Interpretive Summary: Fatty acids are key metabolic regulators, which interact with genetic factors and influence glucose metabolism and other metabolic traits. Specifically, omega-3 polyunsaturated fatty acids (n-3 polyunsaturated fatty acids (PUFA)) have been of considerable interest, due to their potential to reduce metabolic syndrome (MetS) risk. Glucokinase Regulatory Protein (GCKR) plays a central role regulating both triglyceride and glucose metabolism. Our objective was to examine whether genetic variability at the GCKR gene was associated with risk factors associated with diabetes and inflammation in subjects with MetS. Relevant biomarkers and the GCKR rs1260326-P446L polymorphism, were determined in 379 subjects with MetS participating in the LIPGENE dietary cohort. Our results show a significant interaction between the GCKR rs1260326-P446L polymorphism and n-3 polyunsaturated fatty acids (PUFA) levels found in blood modulating insulin resistance and inflammatory markers in MetS subjects. This suggests that targeted dietary prevention can alleviate the risk of diabetes in genetically susceptible individuals.

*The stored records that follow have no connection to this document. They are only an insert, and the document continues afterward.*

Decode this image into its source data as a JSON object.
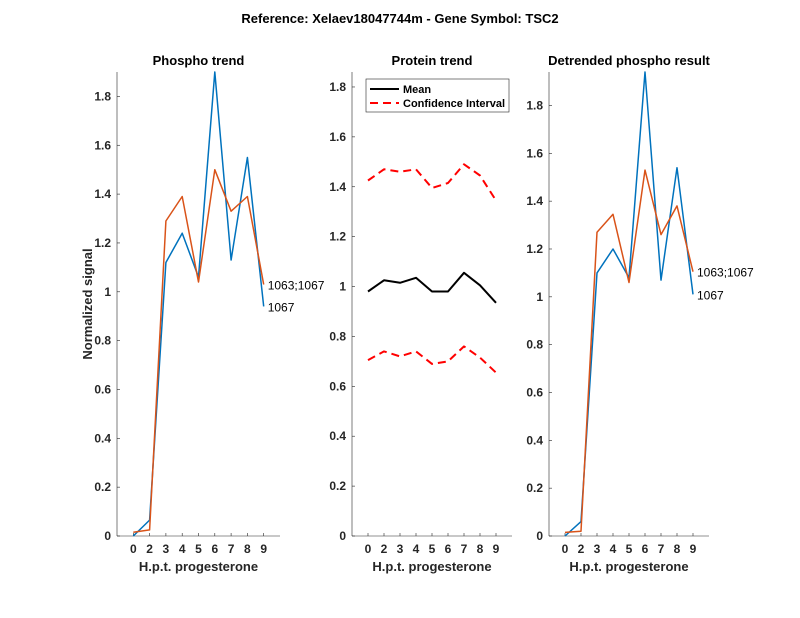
{
  "figure_title": "Reference:  Xelaev18047744m - Gene Symbol:  TSC2",
  "colors": {
    "blue": "#0072BD",
    "orange": "#D95319",
    "mean": "#000000",
    "ci": "#FF0000",
    "axis": "#262626"
  },
  "chart_data": [
    {
      "type": "line",
      "title": "Phospho trend",
      "xlabel": "H.p.t. progesterone",
      "ylabel": "Normalized signal",
      "categories": [
        "0",
        "2",
        "3",
        "4",
        "5",
        "6",
        "7",
        "8",
        "9"
      ],
      "ylim": [
        0,
        1.9
      ],
      "yticks": [
        "0",
        "0.2",
        "0.4",
        "0.6",
        "0.8",
        "1",
        "1.2",
        "1.4",
        "1.6",
        "1.8"
      ],
      "grid": false,
      "series": [
        {
          "name": "1067",
          "color": "blue",
          "values": [
            0,
            0.065,
            1.12,
            1.24,
            1.06,
            1.9,
            1.13,
            1.55,
            0.94
          ]
        },
        {
          "name": "1063;1067",
          "color": "orange",
          "values": [
            0.015,
            0.025,
            1.29,
            1.39,
            1.04,
            1.5,
            1.33,
            1.39,
            1.03
          ]
        }
      ]
    },
    {
      "type": "line",
      "title": "Protein trend",
      "xlabel": "H.p.t. progesterone",
      "ylabel": "",
      "categories": [
        "0",
        "2",
        "3",
        "4",
        "5",
        "6",
        "7",
        "8",
        "9"
      ],
      "ylim": [
        0,
        1.86
      ],
      "yticks": [
        "0",
        "0.2",
        "0.4",
        "0.6",
        "0.8",
        "1",
        "1.2",
        "1.4",
        "1.6",
        "1.8"
      ],
      "grid": false,
      "legend": {
        "placement": "top-left",
        "entries": [
          "Mean",
          "Confidence Interval"
        ]
      },
      "series": [
        {
          "name": "Mean",
          "color": "mean",
          "style": "solid",
          "values": [
            0.98,
            1.025,
            1.015,
            1.035,
            0.98,
            0.98,
            1.055,
            1.005,
            0.935
          ]
        },
        {
          "name": "Confidence Interval",
          "color": "ci",
          "style": "dashed",
          "values": [
            1.425,
            1.47,
            1.46,
            1.47,
            1.395,
            1.415,
            1.49,
            1.445,
            1.345
          ]
        },
        {
          "name": "Confidence Interval",
          "color": "ci",
          "style": "dashed",
          "legend": false,
          "values": [
            0.705,
            0.74,
            0.72,
            0.74,
            0.69,
            0.7,
            0.76,
            0.715,
            0.655
          ]
        }
      ]
    },
    {
      "type": "line",
      "title": "Detrended phospho result",
      "xlabel": "H.p.t. progesterone",
      "ylabel": "",
      "categories": [
        "0",
        "2",
        "3",
        "4",
        "5",
        "6",
        "7",
        "8",
        "9"
      ],
      "ylim": [
        0,
        1.94
      ],
      "yticks": [
        "0",
        "0.2",
        "0.4",
        "0.6",
        "0.8",
        "1",
        "1.2",
        "1.4",
        "1.6",
        "1.8"
      ],
      "grid": false,
      "series": [
        {
          "name": "1067",
          "color": "blue",
          "values": [
            0,
            0.06,
            1.1,
            1.2,
            1.08,
            1.94,
            1.07,
            1.54,
            1.01
          ]
        },
        {
          "name": "1063;1067",
          "color": "orange",
          "values": [
            0.015,
            0.02,
            1.27,
            1.345,
            1.06,
            1.53,
            1.26,
            1.38,
            1.105
          ]
        }
      ]
    }
  ]
}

Technical Abstract: Glucokinase Regulatory Protein (GCKR) plays a central role regulating both hepatic triglyceride and glucose metabolism. Fatty acids are key metabolic regulators, which interact with genetic factors and influence glucose metabolism and other metabolic traits. Omega-3 polyunsaturated fatty acids (n-3 PUFA) have been of considerable interest, due to their potential to reduce metabolic syndrome (MetS) risk. To examine whether genetic variability at the GCKR gene locus was associated with the degree of insulin resistance, plasma concentrations of C-reactive protein (CRP) and n-3 polyunsaturated fatty acids (PUFA) in MetS subjects. Homeostasis model assessment of insulin resistance (HOMA-IR), HOMA-B, plasma concentrations of C-peptide, CRP, fatty acid composition and the GCKR rs1260326-P446L polymorphism, were determined in a cross-sectional analysis of 379 subjects with MetS participating in the LIPGENE dietary cohort. Among subjects with n-3 polyunsaturated fatty acids (PUFA) levels below the population median, carriers of the common C/C genotype had higher plasma concentrations of fasting insulin (P=0.019), C-peptide (P=0.004), HOMA-IR (P=0.008) and CRP (P=0.032) as compared with subjects carrying the minor T-allele (Leu446). In contrast, homozygous C/C carriers with n-3 polyunsaturated fatty acids (PUFA) levels above the median showed lower plasma concentrations of fasting insulin, peptide C, HOMA-IR and CRP, as compared with individuals with the T-allele. We have demonstrated a significant interaction between the GCKR rs1260326-P446L polymorphism and plasma n-3 polyunsaturated fatty acids (PUFA) levels modulating insulin resistance and inflammatory markers in MetS subjects. Further studies are needed to confirm this gene-diet interaction in the general population and whether targeted dietary recommendations can prevent MetS in genetically susceptible individuals.